Thursday, 1 August 2019

Never bored with Board Games but can they truly wrestle us away from our screens? This Week's #ReadItTorial

This week's #ReadItTorial is partly book inspired, after all it was Ellie Dix's fantastic "The Board Game Family: Reclaim your children from the Screen" that set our cogs whirring this week (check out her Dark Imp blog via that link).

With C away at Guide Camp for an entire week, I had a good chance to thoroughly digest and absorb Ellie's book, reinforcing something that we've already known as a family for a very long time.

Board games are blimmin' awesome, and they've come a long way since the ones you probably remember playing on wet rainy afternoons while stuck on a caravan holiday as a kid.

Back then I remember the almost religious experience of digging out hoary old games like Operation ("There goes his funny bone!") or Mouse Trap (did anyone ever, in the entire history of humanity, ever get their mousetrap contraption to work first time? No, us neither!) or more action-orientated games like the mighty Kerplunk or a really obscure one for you 70s kids, "Tip-It" - a strange balancing game involving a poor circus performer balancing on his nose.

Board games are now a serious moneyspinner for a lot of startups and gaming companies. You see it's catching on, this idea that there are real and actual ways to get a family sitting round a table and having a conversation, having fun and most importantly interacting with each other.

Playing a strategic or hilarious game does more to help a family bond with each other than any electronic or videogame-based equivalent (though I do know plenty of folk who commonly bond over videogames too, good for them I say!)

Like a lot of parents, we are rapidly approaching that hideous eventuality - their kid getting their first mobile phone and become an uncommunicative hunch-shouldered screen-staring zombie.

We've had many conversations about what we hapless parents can do about it - ranging from the horrible notion that we'd have to become foul draconian monsters, limiting phone / screen time severely, ensuring phones aren't allowed in her bedroom, disabling the wi fi, all the usual stuff you see well-meaning child care experts blathering on about.

Or perhaps, just perhaps, we can head this eventuality off at the pass with the use of board games, as Ellie suggests.



A lot of her advice is sound and really brilliantly structured into chapters that show the positive effects and scope of including board gaming in you life.

It's fair to say that some of it really wouldn't work for us as a family, and other bits just sound too idealistic to be realistically applicable to anyone but the smallest number of folk (still more bits in the book make Ellie sound like at home, it's definitely her way or the highway!)

But overall the idea is intriguing, enticing and could very well be one method of avoiding that hateful eventuality.

Give kids something else that's more interesting, more engaging and (hopefully) stimulating than whatever their friends are getting up to on Instagram, Twitter or other social media bits and bobs - and they'll leave their phone in another room. In Ellie's case she's talking about board games but there are plenty of other activities that would work too (ever sat down with your kids and drawn / coloured / made books / comics, for example?)
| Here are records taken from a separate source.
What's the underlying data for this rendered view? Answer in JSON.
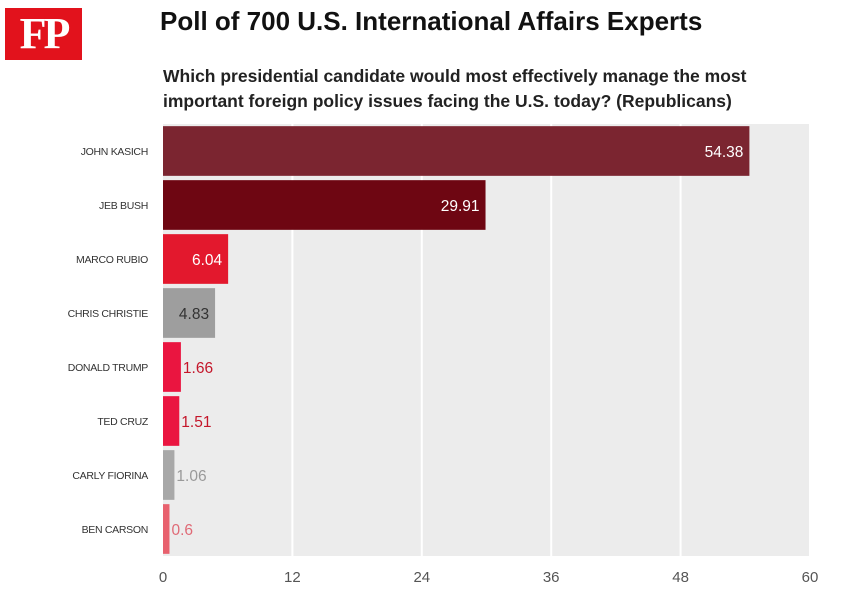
{
  "header": {
    "logo_text": "FP",
    "title": "Poll of 700 U.S. International Affairs Experts",
    "subtitle": "Which presidential candidate would most effectively manage the most important foreign policy issues facing the U.S. today? (Republicans)"
  },
  "chart_data": {
    "type": "bar",
    "orientation": "horizontal",
    "title": "Poll of 700 U.S. International Affairs Experts",
    "subtitle": "Which presidential candidate would most effectively manage the most important foreign policy issues facing the U.S. today? (Republicans)",
    "categories": [
      "JOHN KASICH",
      "JEB BUSH",
      "MARCO RUBIO",
      "CHRIS CHRISTIE",
      "DONALD TRUMP",
      "TED CRUZ",
      "CARLY FIORINA",
      "BEN CARSON"
    ],
    "values": [
      54.38,
      29.91,
      6.04,
      4.83,
      1.66,
      1.51,
      1.06,
      0.6
    ],
    "data_labels": [
      "54.38",
      "29.91",
      "6.04",
      "4.83",
      "1.66",
      "1.51",
      "1.06",
      "0.6"
    ],
    "bar_colors": [
      "#7b2530",
      "#6e0612",
      "#e3182d",
      "#9e9e9e",
      "#ea1540",
      "#ea1540",
      "#a8a8a8",
      "#e8616e"
    ],
    "label_colors": [
      "#ffffff",
      "#ffffff",
      "#ffffff",
      "#333333",
      "#c4162a",
      "#c4162a",
      "#999999",
      "#e06a76"
    ],
    "label_inside": [
      true,
      true,
      true,
      true,
      false,
      false,
      false,
      false
    ],
    "x_ticks": [
      0,
      12,
      24,
      36,
      48,
      60
    ],
    "xlim": [
      0,
      60
    ],
    "xlabel": "",
    "ylabel": "",
    "grid": true,
    "legend": "none",
    "plot_background": "#ececec",
    "grid_color": "#ffffff"
  }
}
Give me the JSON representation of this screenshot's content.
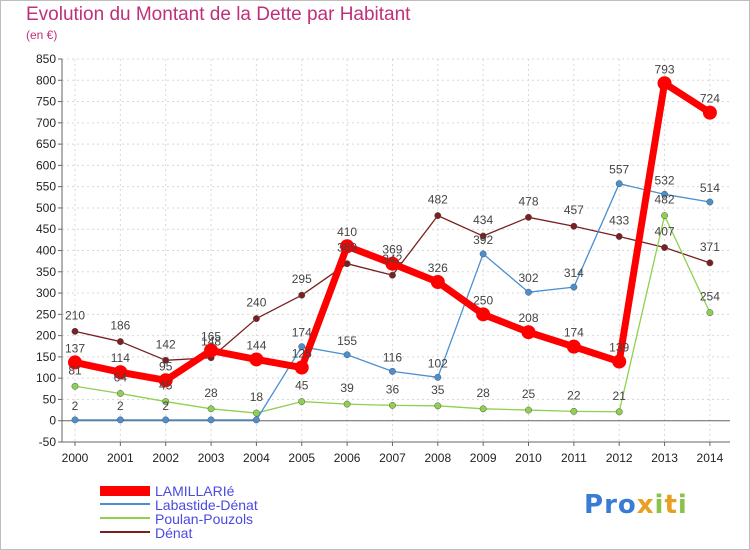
{
  "header": {
    "title": "Evolution du Montant de la Dette par Habitant",
    "unit": "(en €)"
  },
  "logo": {
    "text": "Proxiti"
  },
  "chart_data": {
    "type": "line",
    "title": "Evolution du Montant de la Dette par Habitant",
    "subtitle": "(en €)",
    "xlabel": "",
    "ylabel": "",
    "x": [
      "2000",
      "2001",
      "2002",
      "2003",
      "2004",
      "2005",
      "2006",
      "2007",
      "2008",
      "2009",
      "2010",
      "2011",
      "2012",
      "2013",
      "2014"
    ],
    "ylim": [
      -50,
      850
    ],
    "yticks": [
      "-50",
      "0",
      "50",
      "100",
      "150",
      "200",
      "250",
      "300",
      "350",
      "400",
      "450",
      "500",
      "550",
      "600",
      "650",
      "700",
      "750",
      "800",
      "850"
    ],
    "grid": true,
    "legend_position": "bottom-left",
    "series": [
      {
        "name": "LAMILLARIé",
        "color": "#ff0000",
        "values": [
          137,
          114,
          95,
          165,
          144,
          125,
          410,
          369,
          326,
          250,
          208,
          174,
          139,
          793,
          724
        ],
        "labels": [
          "137",
          "114",
          "95",
          "165",
          "144",
          "125",
          "410",
          "369",
          "326",
          "250",
          "208",
          "174",
          "139",
          "793",
          "724"
        ]
      },
      {
        "name": "Labastide-Dénat",
        "color": "#4a90d0",
        "values": [
          2,
          2,
          2,
          2,
          2,
          174,
          155,
          116,
          102,
          392,
          302,
          314,
          557,
          532,
          514
        ],
        "labels": [
          "2",
          "2",
          "2",
          "",
          "",
          "174",
          "155",
          "116",
          "102",
          "392",
          "302",
          "314",
          "557",
          "532",
          "514"
        ]
      },
      {
        "name": "Poulan-Pouzols",
        "color": "#8fd050",
        "values": [
          81,
          64,
          45,
          28,
          18,
          45,
          39,
          36,
          35,
          28,
          25,
          22,
          21,
          482,
          254
        ],
        "labels": [
          "81",
          "64",
          "45",
          "28",
          "18",
          "45",
          "39",
          "36",
          "35",
          "28",
          "25",
          "22",
          "21",
          "482",
          "254"
        ]
      },
      {
        "name": "Dénat",
        "color": "#7a2020",
        "values": [
          210,
          186,
          142,
          148,
          240,
          295,
          369,
          342,
          482,
          434,
          478,
          457,
          433,
          407,
          371
        ],
        "labels": [
          "210",
          "186",
          "142",
          "148",
          "240",
          "295",
          "369",
          "342",
          "482",
          "434",
          "478",
          "457",
          "433",
          "407",
          "371"
        ]
      }
    ]
  }
}
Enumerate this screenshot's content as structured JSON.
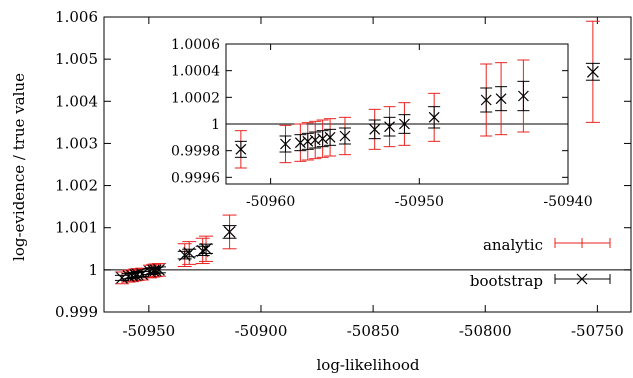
{
  "chart_data": [
    {
      "type": "scatter",
      "title": "",
      "xlabel": "log-likelihood",
      "ylabel": "log-evidence / true value",
      "xlim": [
        -50970,
        -50735
      ],
      "ylim": [
        0.999,
        1.006
      ],
      "xticks": [
        -50950,
        -50900,
        -50850,
        -50800,
        -50750
      ],
      "xtick_labels": [
        "-50950",
        "-50900",
        "-50850",
        "-50800",
        "-50750"
      ],
      "yticks": [
        0.999,
        1,
        1.001,
        1.002,
        1.003,
        1.004,
        1.005,
        1.006
      ],
      "ytick_labels": [
        "0.999",
        "1",
        "1.001",
        "1.002",
        "1.003",
        "1.004",
        "1.005",
        "1.006"
      ],
      "reference_line_y": 1,
      "grid": false,
      "legend_position": "bottom-right",
      "x": [
        -50962,
        -50959,
        -50957.5,
        -50956,
        -50955,
        -50953,
        -50949.5,
        -50948,
        -50947,
        -50945.5,
        -50934,
        -50932,
        -50926,
        -50924.5,
        -50914,
        -50752
      ],
      "y": [
        0.99981,
        0.99985,
        0.99986,
        0.99988,
        0.99989,
        0.9999,
        0.99996,
        0.99998,
        0.99999,
        1.0,
        1.00035,
        1.0004,
        1.00045,
        1.0005,
        1.0009,
        1.0047
      ],
      "series": [
        {
          "name": "analytic",
          "err": [
            0.00014,
            0.00014,
            0.00014,
            0.00014,
            0.00014,
            0.00014,
            0.00015,
            0.00015,
            0.00015,
            0.00015,
            0.00027,
            0.00027,
            0.0003,
            0.0003,
            0.0004,
            0.0012
          ],
          "color": "#e8231f"
        },
        {
          "name": "bootstrap",
          "err": [
            6e-05,
            6e-05,
            6e-05,
            6e-05,
            6e-05,
            6e-05,
            7e-05,
            7e-05,
            7e-05,
            7e-05,
            9e-05,
            9e-05,
            0.00011,
            0.00011,
            0.00015,
            0.0002
          ],
          "color": "#000000"
        }
      ]
    },
    {
      "type": "scatter",
      "title": "",
      "xlabel": "",
      "ylabel": "",
      "xlim": [
        -50963,
        -50940
      ],
      "ylim": [
        0.99955,
        1.0006
      ],
      "xticks": [
        -50960,
        -50950,
        -50940
      ],
      "xtick_labels": [
        "-50960",
        "-50950",
        "-50940"
      ],
      "yticks": [
        0.9996,
        0.9998,
        1,
        1.0002,
        1.0004,
        1.0006
      ],
      "ytick_labels": [
        "0.9996",
        "0.9998",
        "1",
        "1.0002",
        "1.0004",
        "1.0006"
      ],
      "reference_line_y": 1,
      "x": [
        -50962,
        -50959,
        -50958,
        -50957.5,
        -50957,
        -50956.5,
        -50956,
        -50955,
        -50953,
        -50952,
        -50951,
        -50949,
        -50945.5,
        -50944.5,
        -50943
      ],
      "y": [
        0.99981,
        0.99985,
        0.99986,
        0.99987,
        0.99988,
        0.99989,
        0.9999,
        0.99991,
        0.99996,
        0.99998,
        1.0,
        1.00005,
        1.00018,
        1.00019,
        1.00021
      ],
      "series": [
        {
          "name": "analytic",
          "err": [
            0.00014,
            0.00014,
            0.00014,
            0.00014,
            0.00014,
            0.00014,
            0.00014,
            0.00014,
            0.00015,
            0.00015,
            0.00016,
            0.00018,
            0.00027,
            0.00027,
            0.00027
          ],
          "color": "#e8231f"
        },
        {
          "name": "bootstrap",
          "err": [
            6e-05,
            6e-05,
            6e-05,
            6e-05,
            6e-05,
            6e-05,
            6e-05,
            6e-05,
            7e-05,
            7e-05,
            7e-05,
            8e-05,
            9e-05,
            9e-05,
            0.00011
          ],
          "color": "#000000"
        }
      ]
    }
  ]
}
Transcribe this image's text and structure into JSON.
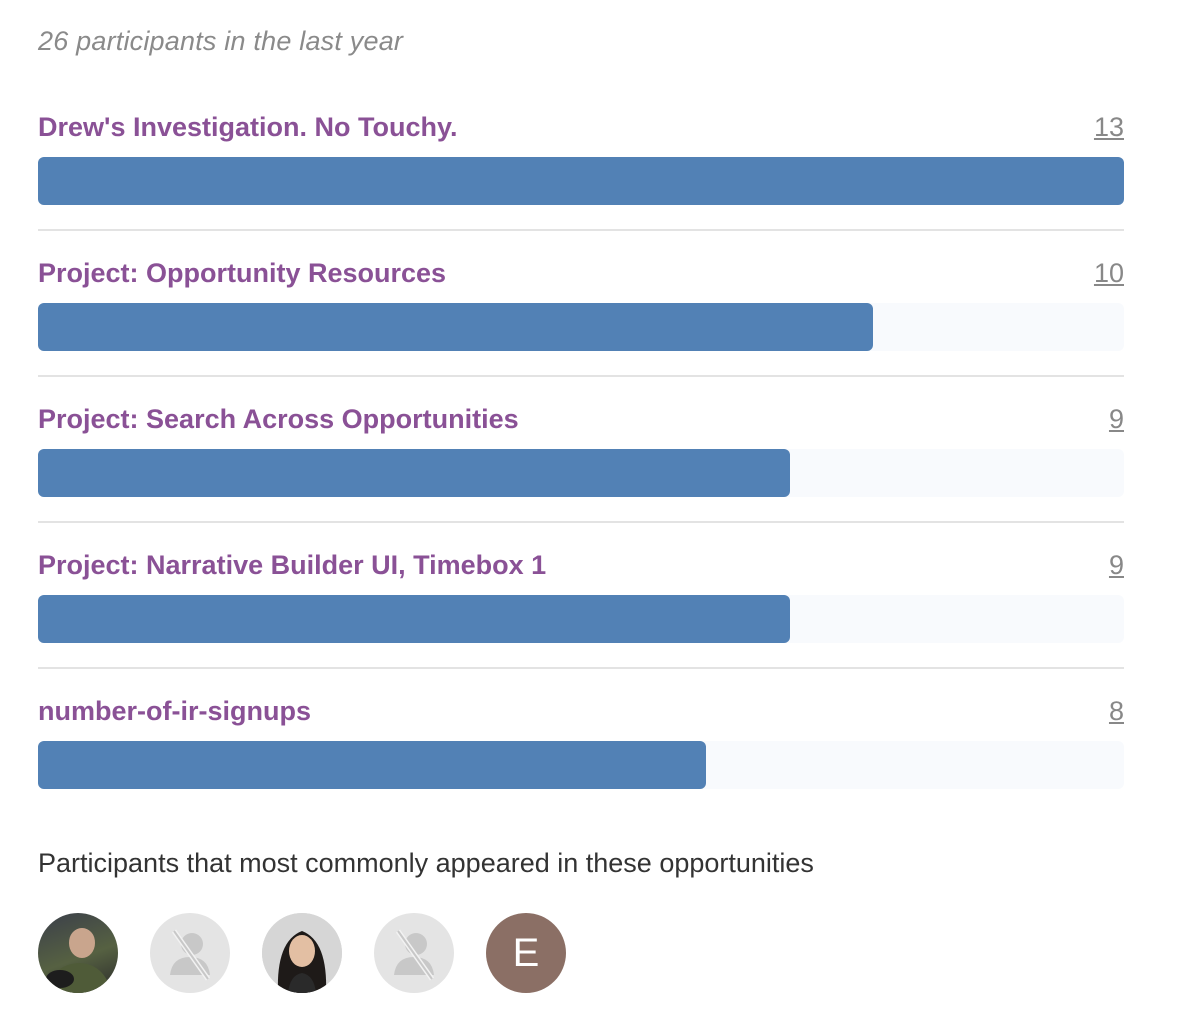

There's also the chance for kids to get one over on their elders if they win. Ellie's very clear about her own in-house rules. All participants in games play to win, and that does sometimes mean that in certain games the kids miss out. But it's something else that's worth learning - being a graceful sporting loser as well as a humble sporting winner. That's a life lesson we could all do with a reminder of as it's seldom covered elsewhere.

We already love board games, though the cost can sometimes be prohibitive (it is definitely not a cheap hobby to get into, with some popular games ranging from between £20-50 quid a throw - about the same you'd pay for most modern console videogames, though arguably board games could long outlast those, lifespan and attention-grabbing wise). Ultimately though it feels like it'd be a worthy investment, and definitely preferable to what usually happens after we've all got home, had a meal and settled down for the evening or at weekends.

I think Ellie really does put forward some really positive points in her book, maybe there is a better way - and maybe at ReadItDaddy Towers we should pour everything into making it work before the inevitable screen zombification kicks in. I mean who wouldn't fancy sitting down to an evening of "Exploding Kittens", "Munchkins" or "Pandemic" rather than an evening looking at the silent glow of a mobile screen filled with some worthless mumbo jumbo.

(Ellie's book "The Board Game Family" is out now, published by Crown House Publishing).